Here are other ways to ease the transition from one locale to another, gleaned from my own experiences and those of other veterans of many moves with kids:

 Research the area you're moving to. Study the Web sites of the communities you might call home.

 Explore the new city with your family. Walk the neighborhoods. Talk to residents. Hang out in coffee shops.

 If you can, rent before you buy. You never truly know a place until you live there.

 Safety matters. Contact the local police department to learn of high-crime areas. Check out your potential neighborhoods for registered sex offenders using www.nationalalert

registry.com.

 Get to know the neighborhoods. Note the family composition of the neighborhoods you're considering. Are there empty-nesters, families with young kids or families with college-age kids? Will the neighborhood fit your lifestyle?

 Start something new. Levine started a book group when she first moved to Highland Park. "It forces you to get involved," she says. "It helps you create something of your own."

 Ask, ask, ask. The more you know about your destination, the better equipped you are for transitioning your family.

Knowing when you're 'home'

Once you've unpacked the boxes and settled into a routine, how will you know when the community has that "hometown" feeling and your house is now your home? Sachs says: "You can make a home anywhere. A home is a house with a roof that is filled with love, tradition, opportunities and food on the table."

McCarthy of Naperville has two markers she uses to see whether she's at home yet. "One is, when you are out and about on the street running an errand, do you run into people you know and stop and chat and say hello?
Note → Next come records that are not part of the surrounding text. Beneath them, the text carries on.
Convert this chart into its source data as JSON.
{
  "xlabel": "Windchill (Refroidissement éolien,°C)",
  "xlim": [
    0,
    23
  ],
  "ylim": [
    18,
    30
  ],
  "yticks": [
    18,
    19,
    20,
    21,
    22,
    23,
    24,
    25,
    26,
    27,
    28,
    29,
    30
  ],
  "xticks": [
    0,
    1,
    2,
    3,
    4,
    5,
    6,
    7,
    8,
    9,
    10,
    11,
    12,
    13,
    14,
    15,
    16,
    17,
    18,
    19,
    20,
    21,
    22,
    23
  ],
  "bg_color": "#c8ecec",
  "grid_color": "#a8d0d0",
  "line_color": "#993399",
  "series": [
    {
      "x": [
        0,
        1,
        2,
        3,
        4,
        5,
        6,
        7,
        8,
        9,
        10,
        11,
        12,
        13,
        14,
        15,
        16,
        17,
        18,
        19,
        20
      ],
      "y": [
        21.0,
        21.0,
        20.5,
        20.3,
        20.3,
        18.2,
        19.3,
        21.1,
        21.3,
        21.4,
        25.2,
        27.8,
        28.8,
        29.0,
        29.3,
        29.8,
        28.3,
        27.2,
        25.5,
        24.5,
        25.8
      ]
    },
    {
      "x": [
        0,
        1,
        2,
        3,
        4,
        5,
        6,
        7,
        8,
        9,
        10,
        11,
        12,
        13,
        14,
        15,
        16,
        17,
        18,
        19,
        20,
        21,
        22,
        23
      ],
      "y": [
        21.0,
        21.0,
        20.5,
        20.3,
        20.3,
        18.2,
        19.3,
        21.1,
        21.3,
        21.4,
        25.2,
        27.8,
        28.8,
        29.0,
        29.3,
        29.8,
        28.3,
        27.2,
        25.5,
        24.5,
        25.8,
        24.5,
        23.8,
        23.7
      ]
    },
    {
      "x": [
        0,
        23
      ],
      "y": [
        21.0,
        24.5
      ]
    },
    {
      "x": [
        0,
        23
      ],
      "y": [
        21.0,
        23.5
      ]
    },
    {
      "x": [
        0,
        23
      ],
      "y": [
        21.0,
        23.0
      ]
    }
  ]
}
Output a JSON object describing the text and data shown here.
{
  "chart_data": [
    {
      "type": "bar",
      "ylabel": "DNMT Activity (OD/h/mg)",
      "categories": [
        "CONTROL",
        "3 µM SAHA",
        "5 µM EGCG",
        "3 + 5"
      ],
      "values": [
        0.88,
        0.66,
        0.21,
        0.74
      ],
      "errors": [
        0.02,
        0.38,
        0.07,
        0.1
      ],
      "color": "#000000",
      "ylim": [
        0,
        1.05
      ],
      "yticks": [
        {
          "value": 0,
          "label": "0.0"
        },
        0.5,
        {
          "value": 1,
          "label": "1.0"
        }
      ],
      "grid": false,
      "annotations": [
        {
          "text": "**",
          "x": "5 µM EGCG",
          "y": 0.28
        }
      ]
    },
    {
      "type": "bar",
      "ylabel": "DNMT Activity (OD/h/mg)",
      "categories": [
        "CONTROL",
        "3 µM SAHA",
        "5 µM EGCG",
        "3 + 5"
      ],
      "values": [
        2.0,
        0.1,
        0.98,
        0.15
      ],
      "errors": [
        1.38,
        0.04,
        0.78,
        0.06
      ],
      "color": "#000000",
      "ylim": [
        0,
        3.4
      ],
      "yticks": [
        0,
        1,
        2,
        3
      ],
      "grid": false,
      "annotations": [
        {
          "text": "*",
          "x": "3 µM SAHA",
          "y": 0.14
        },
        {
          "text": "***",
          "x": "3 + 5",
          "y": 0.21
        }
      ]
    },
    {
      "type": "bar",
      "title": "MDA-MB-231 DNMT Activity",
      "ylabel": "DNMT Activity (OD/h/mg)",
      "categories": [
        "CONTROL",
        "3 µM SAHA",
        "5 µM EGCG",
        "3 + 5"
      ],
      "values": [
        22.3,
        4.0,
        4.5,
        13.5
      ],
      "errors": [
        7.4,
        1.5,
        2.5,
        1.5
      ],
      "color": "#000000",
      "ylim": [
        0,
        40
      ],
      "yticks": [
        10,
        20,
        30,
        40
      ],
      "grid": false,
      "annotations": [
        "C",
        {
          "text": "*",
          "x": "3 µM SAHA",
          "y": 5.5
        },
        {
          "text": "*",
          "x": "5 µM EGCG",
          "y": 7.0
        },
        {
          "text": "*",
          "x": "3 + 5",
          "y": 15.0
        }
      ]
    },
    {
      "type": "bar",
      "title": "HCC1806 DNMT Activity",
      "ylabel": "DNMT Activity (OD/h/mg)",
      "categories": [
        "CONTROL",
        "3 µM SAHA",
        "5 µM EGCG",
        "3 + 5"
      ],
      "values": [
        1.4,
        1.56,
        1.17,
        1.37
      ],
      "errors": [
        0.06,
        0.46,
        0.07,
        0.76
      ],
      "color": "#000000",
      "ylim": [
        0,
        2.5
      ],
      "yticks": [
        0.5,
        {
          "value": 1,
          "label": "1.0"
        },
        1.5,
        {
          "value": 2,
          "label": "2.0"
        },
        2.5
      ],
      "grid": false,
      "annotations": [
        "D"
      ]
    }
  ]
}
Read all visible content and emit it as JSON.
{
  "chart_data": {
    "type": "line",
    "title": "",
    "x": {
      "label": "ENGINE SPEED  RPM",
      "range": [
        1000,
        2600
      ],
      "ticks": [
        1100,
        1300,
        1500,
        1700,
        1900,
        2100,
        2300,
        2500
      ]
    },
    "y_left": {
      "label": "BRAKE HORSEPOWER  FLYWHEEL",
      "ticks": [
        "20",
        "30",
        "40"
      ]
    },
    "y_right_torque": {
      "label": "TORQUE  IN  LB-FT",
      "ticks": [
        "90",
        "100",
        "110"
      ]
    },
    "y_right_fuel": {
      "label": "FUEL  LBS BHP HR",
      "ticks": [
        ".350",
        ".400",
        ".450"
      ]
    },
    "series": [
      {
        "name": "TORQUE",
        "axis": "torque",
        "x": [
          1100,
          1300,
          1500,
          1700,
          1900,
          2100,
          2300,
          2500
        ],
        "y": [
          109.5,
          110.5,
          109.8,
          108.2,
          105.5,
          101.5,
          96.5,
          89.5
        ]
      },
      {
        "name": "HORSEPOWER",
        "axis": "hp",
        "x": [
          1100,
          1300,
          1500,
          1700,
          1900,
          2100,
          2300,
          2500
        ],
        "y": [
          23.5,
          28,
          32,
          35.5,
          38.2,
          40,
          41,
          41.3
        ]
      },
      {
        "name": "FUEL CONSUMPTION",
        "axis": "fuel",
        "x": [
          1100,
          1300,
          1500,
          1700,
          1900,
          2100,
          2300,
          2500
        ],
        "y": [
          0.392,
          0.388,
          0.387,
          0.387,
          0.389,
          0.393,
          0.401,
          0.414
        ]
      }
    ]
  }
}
When you do that, that's your first marker that you're home. The second marker is if you're at home and somebody drops by your house without calling first. I just love it."

My son, Adam, now 9, believes that "Everywhere we are is home. 'Home' is where the family is." And, I guess, when you think about it-that says it all.

Carole Rogers-Yuster, a freelance writer, mother of a 9-year-old son and veteran of many moves, plans to reside with her family in Highland Park for a long, long time.